In its February 2021 meeting, the Committee discussed a submission asking firstly, whether an entity can prepare financial statements for prior periods on a going concern basis if it was a going concern in those periods and had not previously prepared financial statements for those periods; and secondly, if it had previously prepared financial statements for the preceding period on a going concern basis, whether it is required to restate comparative information in respect of the preceding period to reflect the basis of accounting used in preparing the current period's financial statements. The staff concluded that the answer to the first question is “no” and entities do not restate comparative information and noted that there is no diversity for the second question. The Committee members generally agreed with this conclusion.

Out of the 16 comment letters received, most respondents agreed with the analysis and conclusion in the tentative agenda decision. Some respondents disagreed with some aspects and/or requested clarifications.

Staff analysis

In respect of the first question, some respondents were of the view that an entity should assess the going concern assumption at the end of the reporting period for which financial statements are being prepared but not when preparing the financial statements. IAS 1:26 requires an entity to assess the going concern assumption for at least 12 months from the end of the reporting period. It would be inappropriate to prepare financial statements for a prior period on a non-going concern when it is known that the entity continued as a going concern for the next reporting period. However, the staff continued to support the Committee’s analysis that an entity that is no longer a going concern cannot prepare financial statements (including those for prior periods) applying IAS 10:14. Moreover, IAS 1:25 requires management to instead make an assessment of an entity’s ability to continue as a going concern when preparing financial statements at the end of the reporting period. Also, IAS 1:26 requires an entity to take into account all available information about the future, thus the staff did not agree that the going concern assessment is limited to the next reporting period only.

 A number of respondents said that preparing financial statements for prior periods on a non-going concern basis could be impractical, requires undue cost or effort and might not provide useful information to users of the financial statements. The staff responded that considering these factors is beyond the scope of the Committee’s discussions on this matter.

In respect to the second question, no respondents disagreed with the Committee’s observations and conclusions. Some respondents said that IFRS Standards did explain why entities should not restate comparative information but the tentative agenda decision did not give the technical analysis. The staff explained that no technical analysis is included because there is no diversity and the matter has no widespread effect. Some of the respondents said the Committee’s observation about prevalent practice could be viewed as material that explains how to apply IFRS Standards. Nonetheless, the staff responded that such a statement is just reflecting what entities do, and it does not comment on what IFRS Standards require. One respondent suggested clarifying that IFRS Standards do not require an entity to provide comparative information. However, the staff said that the question itself suggested that the entity has included comparative information in its current financial statements and therefore, such clarification is not relevant.

Staff recommendation

The staff recommended finalising the agenda decision with no change.

Discussion

Only one Committee member disagreed with finalising the agenda decision as he considered that an agenda decision is not the right mechanism to answer matters which are neither widespread nor material. He commented that while the issue may be widespread for some structured entities, it is not for normal entities.

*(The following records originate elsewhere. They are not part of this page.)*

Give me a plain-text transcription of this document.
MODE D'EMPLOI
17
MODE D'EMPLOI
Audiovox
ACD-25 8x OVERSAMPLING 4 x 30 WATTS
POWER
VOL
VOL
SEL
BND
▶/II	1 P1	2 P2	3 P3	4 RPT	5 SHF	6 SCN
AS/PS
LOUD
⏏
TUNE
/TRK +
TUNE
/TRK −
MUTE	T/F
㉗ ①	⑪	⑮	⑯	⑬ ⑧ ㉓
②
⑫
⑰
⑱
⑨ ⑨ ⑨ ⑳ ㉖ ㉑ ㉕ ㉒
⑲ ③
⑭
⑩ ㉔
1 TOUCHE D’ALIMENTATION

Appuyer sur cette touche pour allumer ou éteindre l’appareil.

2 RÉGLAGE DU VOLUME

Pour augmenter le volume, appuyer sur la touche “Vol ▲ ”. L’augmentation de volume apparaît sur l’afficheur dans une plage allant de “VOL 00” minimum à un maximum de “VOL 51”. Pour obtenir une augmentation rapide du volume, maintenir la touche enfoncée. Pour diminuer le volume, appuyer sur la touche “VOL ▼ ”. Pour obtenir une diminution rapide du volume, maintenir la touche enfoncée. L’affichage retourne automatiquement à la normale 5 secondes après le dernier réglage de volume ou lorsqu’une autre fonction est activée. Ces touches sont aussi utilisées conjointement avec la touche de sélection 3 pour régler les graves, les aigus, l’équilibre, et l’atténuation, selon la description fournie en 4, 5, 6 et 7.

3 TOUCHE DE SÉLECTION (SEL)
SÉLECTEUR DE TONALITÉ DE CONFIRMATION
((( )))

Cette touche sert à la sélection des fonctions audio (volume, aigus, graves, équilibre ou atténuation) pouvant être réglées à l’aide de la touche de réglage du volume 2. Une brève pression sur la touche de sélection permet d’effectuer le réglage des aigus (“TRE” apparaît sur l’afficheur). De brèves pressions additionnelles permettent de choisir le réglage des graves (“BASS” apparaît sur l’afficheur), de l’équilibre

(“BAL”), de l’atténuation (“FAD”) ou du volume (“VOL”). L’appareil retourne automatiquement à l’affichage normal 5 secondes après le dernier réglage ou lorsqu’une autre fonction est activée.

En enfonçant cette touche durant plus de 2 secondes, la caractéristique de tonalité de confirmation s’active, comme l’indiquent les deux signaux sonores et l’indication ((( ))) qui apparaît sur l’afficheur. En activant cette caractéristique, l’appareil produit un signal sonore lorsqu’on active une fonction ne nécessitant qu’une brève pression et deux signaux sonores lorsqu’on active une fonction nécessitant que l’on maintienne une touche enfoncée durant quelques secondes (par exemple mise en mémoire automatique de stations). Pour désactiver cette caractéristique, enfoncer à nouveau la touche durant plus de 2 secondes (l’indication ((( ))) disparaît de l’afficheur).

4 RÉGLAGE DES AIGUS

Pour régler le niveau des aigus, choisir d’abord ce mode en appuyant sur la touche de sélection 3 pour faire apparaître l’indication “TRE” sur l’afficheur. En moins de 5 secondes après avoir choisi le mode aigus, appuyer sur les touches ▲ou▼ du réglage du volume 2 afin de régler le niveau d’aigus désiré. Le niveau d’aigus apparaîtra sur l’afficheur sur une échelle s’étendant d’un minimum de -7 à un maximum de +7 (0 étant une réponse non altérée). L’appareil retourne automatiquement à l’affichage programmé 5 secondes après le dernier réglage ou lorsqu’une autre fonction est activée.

The remaining Committee members agreed with the staff's analysis and recommendation. However, there was some discussion on the drafting in presenting the second question. Although there was no analysis by the staff, some Committee members suggested mentioning that there is no requirement in the Standard to restate financial statements not prepared on a going concern basis because it is easy to interpret this from IAS 10. However, one observer commented that this may imply the staff had performed analysis on this, but in fact, the Standard has very limited guidance in this aspect. Some Committee members agreed with the caution raised by the observer. At the same time, they were comfortable with the current drafting of the agenda decision, which merely states the observation of the staff, because it is more neutral and also useful to readers of the agenda decision.

The Committee decided, by a majority vote of 13:1, to finalise the agenda decision with some changes to drafting in response to the second question.